On a cold night in Holland two men meet and change each other’s lives forever. Max Delius – a hedonistic, yet brilliant astronomer who loves fast cars, nice clothes and beautiful women – picks up Onno Quist, a cerebral chaotic philologist who cannot bear the ordinariness of everyday life. Despite their differences, they fast become great friends.
And when they learn they were conceived on the same day, it is clear that their meeting is no coincidence. As the pair fall into and out of love with the same woman – Ada – so their lives become further intertwined. For all three are on a mysterious journey destined to shape human history.
The Discovery of Heaven is internationally recognized as a masterpiece. Rich in philosophical, psychological, historical and theological enquiry, it is an extravagant, bold and satisfying novel of ideas.
Author
Harry Mulisch
Born in 1927 to a Jewish mother whose family died in the concentration camps and an Austrian father who was jailed after the war for collaborating with the Nazis, HARRY MULISCH is one of Holland’s most acclaimed writers.
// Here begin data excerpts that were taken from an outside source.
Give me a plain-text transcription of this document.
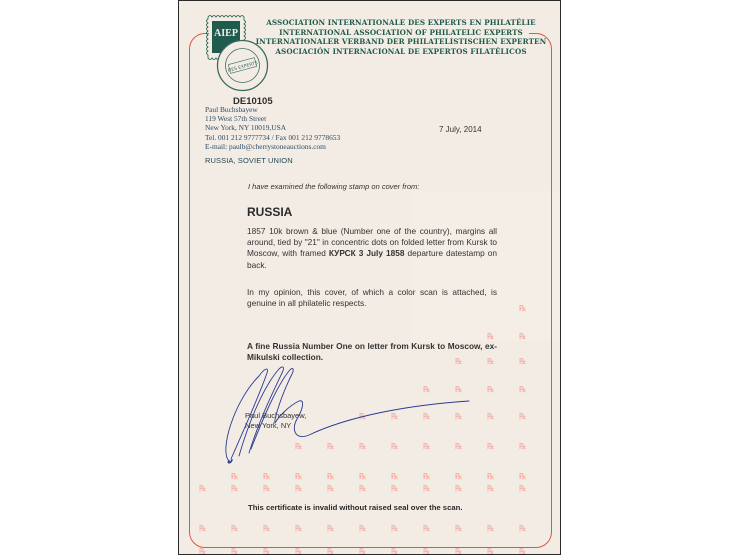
℞
℞	℞
℞	℞	℞
℞	℞	℞	℞
℞	℞	℞	℞	℞	℞
℞	℞	℞	℞	℞	℞	℞	℞
℞	℞	℞	℞	℞	℞	℞	℞	℞	℞
℞	℞	℞	℞	℞	℞	℞	℞	℞	℞	℞
℞	℞	℞	℞	℞	℞	℞	℞	℞	℞	℞
℞	℞	℞	℞	℞	℞	℞	℞	℞	℞	℞
AIEP
DES EXPERTS
ASSOCIATION INTERNATIONALE DES EXPERTS EN PHILATÉLIE
INTERNATIONAL ASSOCIATION OF PHILATELIC EXPERTS
INTERNATIONALER VERBAND DER PHILATELISTISCHEN EXPERTEN
ASOCIACIÓN INTERNACIONAL DE EXPERTOS FILATÉLICOS
Paul Buchsbayew
119 West 57th Street
New York, NY 10019,USA
Tel. 001 212 9777734 / Fax 001 212 9778653
E-mail: paulb@cherrystoneauctions.com
DE10105
7 July, 2014
RUSSIA, SOVIET UNION
I have examined the following stamp on cover from:
RUSSIA
1857 10k brown & blue (Number one of the country), margins all around, tied by "21" in concentric dots on folded letter from Kursk to Moscow, with framed КУРСК 3 July 1858 departure datestamp on back.
In my opinion, this cover, of which a color scan is attached, is genuine in all philatelic respects.
A fine Russia Number One on letter from Kursk to Moscow, ex-Mikulski collection.
Paul Buchsbayew,
New York, NY
This certificate is invalid without raised seal over the scan.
He is the author of more than thirty works of fiction, nonfiction, commentary, plays, and poetry, many of them having as their subject the Second World War. His novel The Assault (1982) was translated into more than two dozen languages and adapted into a film (1986) that won both a Golden Globe and an Academy Award. Mulisch’s work is also popular among the country’s public: a 2007 poll of NRC Handelsblad readers voted his novel The Discovery of Heaven (1992) the greatest Dutch book ever written. Mulisch died in the Netherlands in 2010.